MILWAUKEE -- In-person jury trials will resume in Milwaukee County Circuit Court Monday, July 20, after the coronavirus pandemic brought them to a halt. On Friday, July 17, FOX6 News got a tour, with two courtrooms carefully prepared for trials to resume.

"A defendant has a right to a jury trial, and they have a right to be in person," said Chief Judge Mary Triggiano.

Since the shutdown in March, roughly 250 criminal trials were backlogged -- some waiting months for their day in court.

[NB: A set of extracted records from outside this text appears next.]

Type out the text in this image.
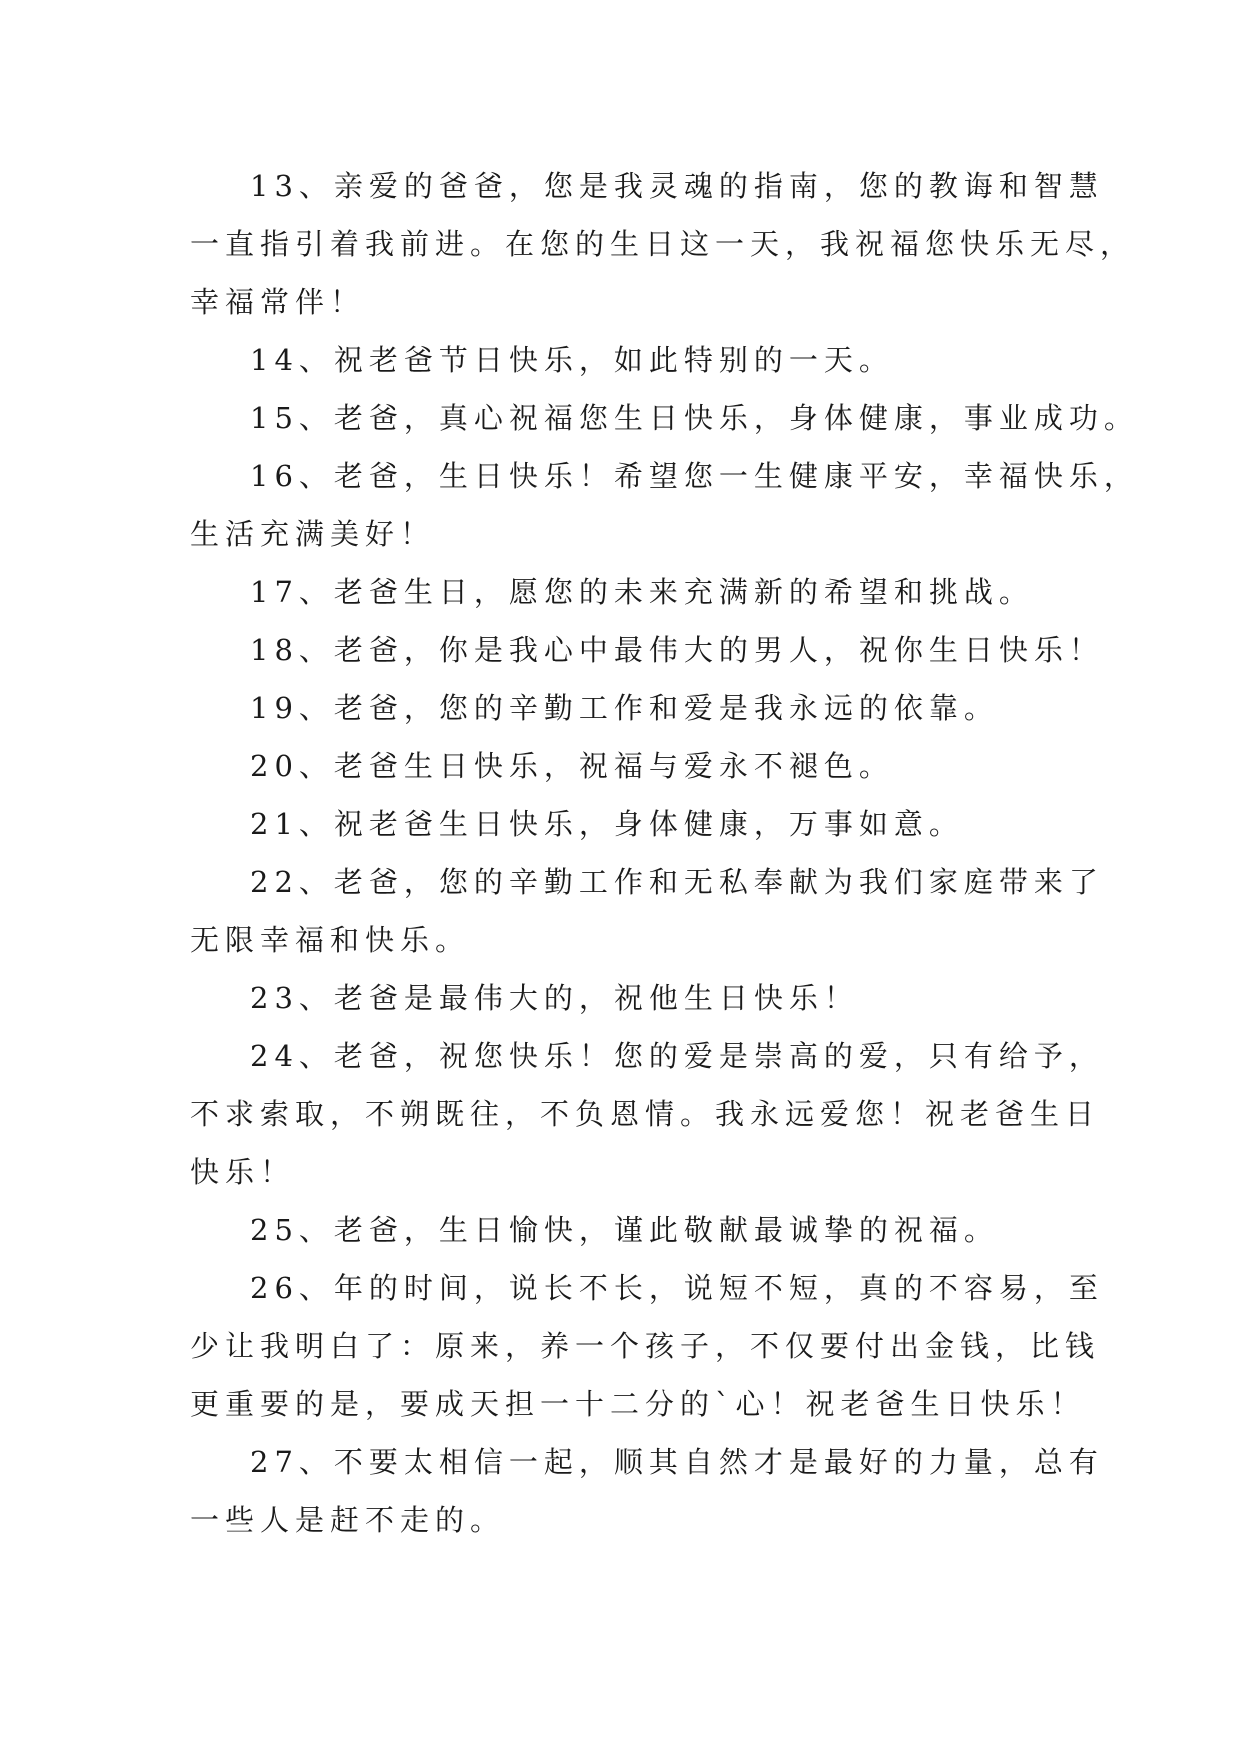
13、亲爱的爸爸，您是我灵魂的指南，您的教诲和智慧
一直指引着我前进。在您的生日这一天，我祝福您快乐无尽，
幸福常伴！

14、祝老爸节日快乐，如此特别的一天。

15、老爸，真心祝福您生日快乐，身体健康，事业成功。

16、老爸，生日快乐！希望您一生健康平安，幸福快乐，
生活充满美好！

17、老爸生日，愿您的未来充满新的希望和挑战。

18、老爸，你是我心中最伟大的男人，祝你生日快乐！

19、老爸，您的辛勤工作和爱是我永远的依靠。

20、老爸生日快乐，祝福与爱永不褪色。

21、祝老爸生日快乐，身体健康，万事如意。

22、老爸，您的辛勤工作和无私奉献为我们家庭带来了
无限幸福和快乐。

23、老爸是最伟大的，祝他生日快乐！

24、老爸，祝您快乐！您的爱是崇高的爱，只有给予，
不求索取，不朔既往，不负恩情。我永远爱您！祝老爸生日
快乐！

25、老爸，生日愉快，谨此敬献最诚挚的祝福。

26、年的时间，说长不长，说短不短，真的不容易，至
少让我明白了：原来，养一个孩子，不仅要付出金钱，比钱
更重要的是，要成天担一十二分的`心！祝老爸生日快乐！

27、不要太相信一起，顺其自然才是最好的力量，总有
一些人是赶不走的。
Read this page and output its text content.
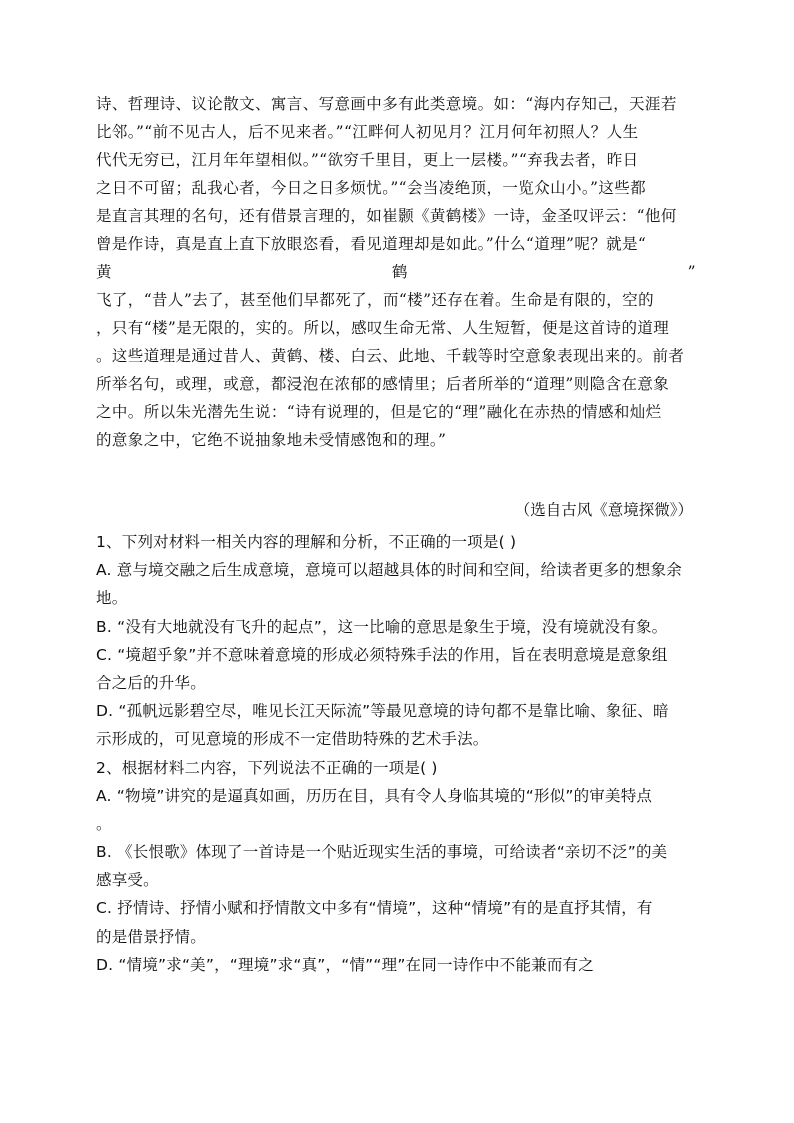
诗、哲理诗、议论散文、寓言、写意画中多有此类意境。如：“海内存知己，天涯若
比邻。”“前不见古人，后不见来者。”“江畔何人初见月？江月何年初照人？人生
代代无穷已，江月年年望相似。”“欲穷千里目，更上一层楼。”“弃我去者，昨日
之日不可留；乱我心者，今日之日多烦忧。”“会当凌绝顶，一览众山小。”这些都
是直言其理的名句，还有借景言理的，如崔颢《黄鹤楼》一诗，金圣叹评云：“他何
曾是作诗，真是直上直下放眼恣看，看见道理却是如此。”什么“道理”呢？就是“
黄	鹤	”
飞了，“昔人”去了，甚至他们早都死了，而“楼”还存在着。生命是有限的，空的
，只有“楼”是无限的，实的。所以，感叹生命无常、人生短暂，便是这首诗的道理
。这些道理是通过昔人、黄鹤、楼、白云、此地、千载等时空意象表现出来的。前者
所举名句，或理，或意，都浸泡在浓郁的感情里；后者所举的“道理”则隐含在意象
之中。所以朱光潜先生说：“诗有说理的，但是它的“理”融化在赤热的情感和灿烂
的意象之中，它绝不说抽象地未受情感饱和的理。”
（选自古风《意境探微》）
1、下列对材料一相关内容的理解和分析，不正确的一项是( )
A. 意与境交融之后生成意境，意境可以超越具体的时间和空间，给读者更多的想象余
地。
B. “没有大地就没有飞升的起点”，这一比喻的意思是象生于境，没有境就没有象。
C. “境超乎象”并不意味着意境的形成必须特殊手法的作用，旨在表明意境是意象组
合之后的升华。
D. “孤帆远影碧空尽，唯见长江天际流”等最见意境的诗句都不是靠比喻、象征、暗
示形成的，可见意境的形成不一定借助特殊的艺术手法。
2、根据材料二内容，下列说法不正确的一项是( )
A. “物境”讲究的是逼真如画，历历在目，具有令人身临其境的“形似”的审美特点
。
B. 《长恨歌》体现了一首诗是一个贴近现实生活的事境，可给读者“亲切不泛”的美
感享受。
C. 抒情诗、抒情小赋和抒情散文中多有“情境”，这种“情境”有的是直抒其情，有
的是借景抒情。
D. “情境”求“美”，“理境”求“真”，“情”“理”在同一诗作中不能兼而有之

"They have been sitting in jail without access to courts for their trial for quite some time," said Triggiano.

Triggiano said a team of health experts appointed by the county spent months preparing for a slow reopening, and they still won't be operating at even 40% capacity.

"When we were shutting down the courts, we started doing recovery planning right away," said Triggiano. "On some of the tables, you'll see Purell, and disinfectant and wipes, adding markers for social distancing, but the biggest difference and change that we've created is actually, we now have Plexiglass separating people in the courtroom who may need to be within 6 feet of each other."

For anyone feeling sick, court officials said they want you to let them know, and stay away from the building. Masks will be required for those well enough to go inside.

"We know the virus is rising, and so, we are still going to encourage everyone to Zoom and video conference if we can," said Triggiano.

Summoned jurors nervous to enter a Plexiglass box will have the option to defer their duty to another time.

"We respect that because we don't know what people's stories are," said Deputy Chief Judge Carl Ashley. "It's about the importance of the obligation because it's a constitutional right, a right that we respect and we want everyone to have that right."

Only family members will be allowed in the gallery in the courtroom. For everyone else, live streaming is the only option.

If this reopening goes well, the chief judge said they may resume more proceedings in the future.